Угу, из семейства Куэйлов. И тот, и тот, и тот, и тот! Принялись отгадывать, кто отец. Чарли? Клэренс? Дэн-младший? Старший? Выяснилось, что наши гости и из семьи Дэна-младшего, и из семьи его отца. Тут я отгадала младших.

— Вы — Дороти и Рут, так? — спрашиваю, окрыленная своим первым успехом.

Девчонки тут же сбросили маски, открылись. хохочущие мордашки, пылающие от тепла и возбуждения. Но двое старших продолжали оставаться в масках, и нам еще предстояло отгадать, кто они такие. Может, они из старших братьев или сестер Рут, но Рут четырнадцатый ребенок в семье, тут гадать — не перегадать. Вдруг нас осенило: это погодки: Мюриэл и Обри, сестра и брат чуть постарше Рут. Среди общего хохота они откинули лоскуты с лиц, открывшись нам, как открываются угаданные наконец герои телевикторин.

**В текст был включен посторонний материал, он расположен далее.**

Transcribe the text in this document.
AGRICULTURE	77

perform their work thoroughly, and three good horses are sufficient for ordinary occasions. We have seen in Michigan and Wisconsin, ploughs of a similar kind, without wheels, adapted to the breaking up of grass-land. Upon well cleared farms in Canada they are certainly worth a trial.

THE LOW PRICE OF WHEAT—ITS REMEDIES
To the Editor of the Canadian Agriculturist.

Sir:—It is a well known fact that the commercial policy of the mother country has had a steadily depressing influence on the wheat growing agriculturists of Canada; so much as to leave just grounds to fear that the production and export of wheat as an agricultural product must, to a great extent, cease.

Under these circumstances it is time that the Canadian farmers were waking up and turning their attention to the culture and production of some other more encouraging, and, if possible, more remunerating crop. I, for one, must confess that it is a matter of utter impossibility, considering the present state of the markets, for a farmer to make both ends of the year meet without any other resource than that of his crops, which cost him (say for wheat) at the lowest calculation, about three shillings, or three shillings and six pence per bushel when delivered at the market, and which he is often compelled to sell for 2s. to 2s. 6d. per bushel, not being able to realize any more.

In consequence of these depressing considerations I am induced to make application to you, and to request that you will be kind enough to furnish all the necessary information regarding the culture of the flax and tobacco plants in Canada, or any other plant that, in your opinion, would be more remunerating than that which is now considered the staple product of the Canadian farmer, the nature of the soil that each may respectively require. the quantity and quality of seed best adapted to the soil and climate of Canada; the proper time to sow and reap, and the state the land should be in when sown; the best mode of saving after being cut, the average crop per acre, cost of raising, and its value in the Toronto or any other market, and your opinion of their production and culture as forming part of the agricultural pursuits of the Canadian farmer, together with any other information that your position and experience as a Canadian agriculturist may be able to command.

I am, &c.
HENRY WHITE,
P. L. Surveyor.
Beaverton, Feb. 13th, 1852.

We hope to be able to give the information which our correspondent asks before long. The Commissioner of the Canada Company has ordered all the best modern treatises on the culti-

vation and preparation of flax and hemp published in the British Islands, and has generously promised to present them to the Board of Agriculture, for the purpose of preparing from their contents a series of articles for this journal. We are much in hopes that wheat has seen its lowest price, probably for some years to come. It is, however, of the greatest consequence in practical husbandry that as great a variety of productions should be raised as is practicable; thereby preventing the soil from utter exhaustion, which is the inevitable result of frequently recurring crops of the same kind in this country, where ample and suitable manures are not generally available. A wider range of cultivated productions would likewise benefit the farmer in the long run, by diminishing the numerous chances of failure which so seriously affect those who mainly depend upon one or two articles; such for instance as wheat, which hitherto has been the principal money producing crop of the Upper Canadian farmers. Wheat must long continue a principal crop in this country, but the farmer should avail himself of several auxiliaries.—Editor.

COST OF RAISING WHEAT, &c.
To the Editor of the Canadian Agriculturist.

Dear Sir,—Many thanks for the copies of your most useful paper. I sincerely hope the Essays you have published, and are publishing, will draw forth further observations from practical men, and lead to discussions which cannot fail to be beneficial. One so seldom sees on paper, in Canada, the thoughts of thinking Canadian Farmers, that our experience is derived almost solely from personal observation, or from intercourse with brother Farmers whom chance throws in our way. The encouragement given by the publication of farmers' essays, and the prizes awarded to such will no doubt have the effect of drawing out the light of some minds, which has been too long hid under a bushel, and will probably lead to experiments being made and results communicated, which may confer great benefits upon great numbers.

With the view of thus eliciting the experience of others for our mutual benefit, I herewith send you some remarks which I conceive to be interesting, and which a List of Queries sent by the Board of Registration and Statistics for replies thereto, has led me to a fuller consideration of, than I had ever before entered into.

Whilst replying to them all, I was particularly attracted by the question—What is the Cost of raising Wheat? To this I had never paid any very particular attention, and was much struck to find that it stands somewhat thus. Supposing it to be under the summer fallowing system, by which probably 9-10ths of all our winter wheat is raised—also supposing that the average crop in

Оба подростка, Мюриэл и Обри, не так часто наведывались к нам. И потому, как только сбросили маски, они словно в рот воды набрали. В масках оба держались гораздо свободнее. Мы на каждом шагу становились свидетелями подобного преображения. Застенчивые, тише воды ниже травы, превращались в веселых клоунов, плясали и пели будто заправские актеры — но лишь до тех пор, пока их лица скрывали маски ряженых. В тот вечер нам удалось пообщаться лишь с Дороти и Рут, но и они говорили сдержанно-вежливо, как привыкли вести себя с нами.

К нам, новоселам, валили, как ни к кому из здешних, толпы ряженых. Люди пользовались возможностью, не открывая себя, поглядеть, как мы живем. Стоило прокатиться вести, что мы принимаем ряженых в дом — ведь не каждый пускал их на порог, — они лавиной потекли к нам. Не по дням, а по часам росло наше мастерство отгадывания.

Все двенадцать дней рождественских праздников, кроме воскресных, каждый вечер нас посещали ряженые. Я благодарила бога за воскресные передышки, хоть чуть-чуть удавалось отдохнуть от визитеров. Разумеется, мы вправе были их не пускать, но такое обычно позволяли себе те, у кого в семье больные или совсем малолетние детишки — могут испугаться при виде стольких непонятных страшилищ. С теми, кто без особых на то причин отказывался пускать к себе ряженых, местные общаться избегали.

Дуг и Марджери Макэкерн не имели права впускать к себе ряженых — хоть в Балине преступность и невелика, все же полицейскому как блюстителю закона положено знать, кто является к нему на порог. Но к нам в дом Макэкерны частенько наведывались, чтоб повеселиться, глядя на ряженых.

Хоть Марджери — уроженка Ньюфаундленда и сроду нигде, кроме этих мест, не бывала, ей в ее родном поселке видеть ряженых не довелось. Стоило появиться шоссейной дороге и автомобилям, как этот обычай в Форчуне полностью исчез.